Akıncı: Azerbaycan ile Ermenistan "Barış Anlaşması" imzalamakta geç kalınca devreye dış güçler girdi

Fotoğraf: AA

Türk Konseyi Kurucu Genel Sekreteri, eski Delhi ve Moskova Büyükelçisi Halil Akıncı bölgedeki son gelişmeleri Independent Türkçe'ye değerlendirdi.


"Azerbaycan Türkleri Ermenistan'ı nasıl terk ettiyse, aynı şey Karabağ'da yaşandı"

Halil Akıncı'ya göre, "Her bir savaşın sonu 'Barış Anlaşması' olmalı."

Zira, Mustafa Kemal Atatürk 1923'te Yunanlılarla Lozan Anlaşması'nı imzalamasaydı, ateşkes durumu 101 seneden bu yana sürecekti.

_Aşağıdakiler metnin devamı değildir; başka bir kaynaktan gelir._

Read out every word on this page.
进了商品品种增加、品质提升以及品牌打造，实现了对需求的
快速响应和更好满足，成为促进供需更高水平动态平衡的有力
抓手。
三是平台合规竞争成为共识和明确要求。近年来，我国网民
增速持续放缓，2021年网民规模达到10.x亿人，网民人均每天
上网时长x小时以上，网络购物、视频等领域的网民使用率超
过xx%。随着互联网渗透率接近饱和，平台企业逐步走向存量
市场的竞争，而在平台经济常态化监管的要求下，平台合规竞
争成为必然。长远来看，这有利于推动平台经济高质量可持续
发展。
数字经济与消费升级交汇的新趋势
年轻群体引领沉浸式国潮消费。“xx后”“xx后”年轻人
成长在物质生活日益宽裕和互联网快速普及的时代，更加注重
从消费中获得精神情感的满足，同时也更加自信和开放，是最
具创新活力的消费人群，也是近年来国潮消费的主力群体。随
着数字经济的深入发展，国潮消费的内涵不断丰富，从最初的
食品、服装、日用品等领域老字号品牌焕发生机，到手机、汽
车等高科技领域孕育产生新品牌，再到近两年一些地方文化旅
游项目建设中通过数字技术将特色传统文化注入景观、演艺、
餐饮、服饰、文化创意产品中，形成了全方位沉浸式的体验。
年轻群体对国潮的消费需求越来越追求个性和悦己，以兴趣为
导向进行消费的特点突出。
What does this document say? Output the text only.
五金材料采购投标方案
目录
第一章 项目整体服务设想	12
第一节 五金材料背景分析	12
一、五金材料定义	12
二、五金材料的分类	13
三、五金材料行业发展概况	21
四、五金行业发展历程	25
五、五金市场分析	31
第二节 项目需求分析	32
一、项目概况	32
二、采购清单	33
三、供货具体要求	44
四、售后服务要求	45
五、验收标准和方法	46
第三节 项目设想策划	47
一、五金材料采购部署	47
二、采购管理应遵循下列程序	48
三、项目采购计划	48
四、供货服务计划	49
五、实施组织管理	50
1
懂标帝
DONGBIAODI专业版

Aynı şekilde, Azerbaycan savaştan zaferle çıktıktan bir süre kendisinin koşulları dikte etmesi koşuluyla Barış Anlaşması'nı imzalayacaktı. Ancak Akıncı, geç kalındığından endişe duyduğunu söylüyor.
 

Halil Akıncı.jpg
Emekli Büyükelçi Halil Akıncı

 

Diplomat Akıncı, "19 Eylül 2023'te teröre karşı yapılan bir günlük operasyon Ermenilerin geldikleri yerlere dönmesine neden oldu. Yani bizim İstiklal Savaşı'mızın sonunda herkes kendi yerine döndüğü gibi, 1988-1992 arasında Ermenistan'daki Azerbaycan Türkleri orayı nasıl terk ettiyse aynı şey geçtiğimiz Eylül ayında Azerbaycan'ın Karabağ bölgesinde yaşandı. Onun için burada abartılacak bir durum yok" dedi.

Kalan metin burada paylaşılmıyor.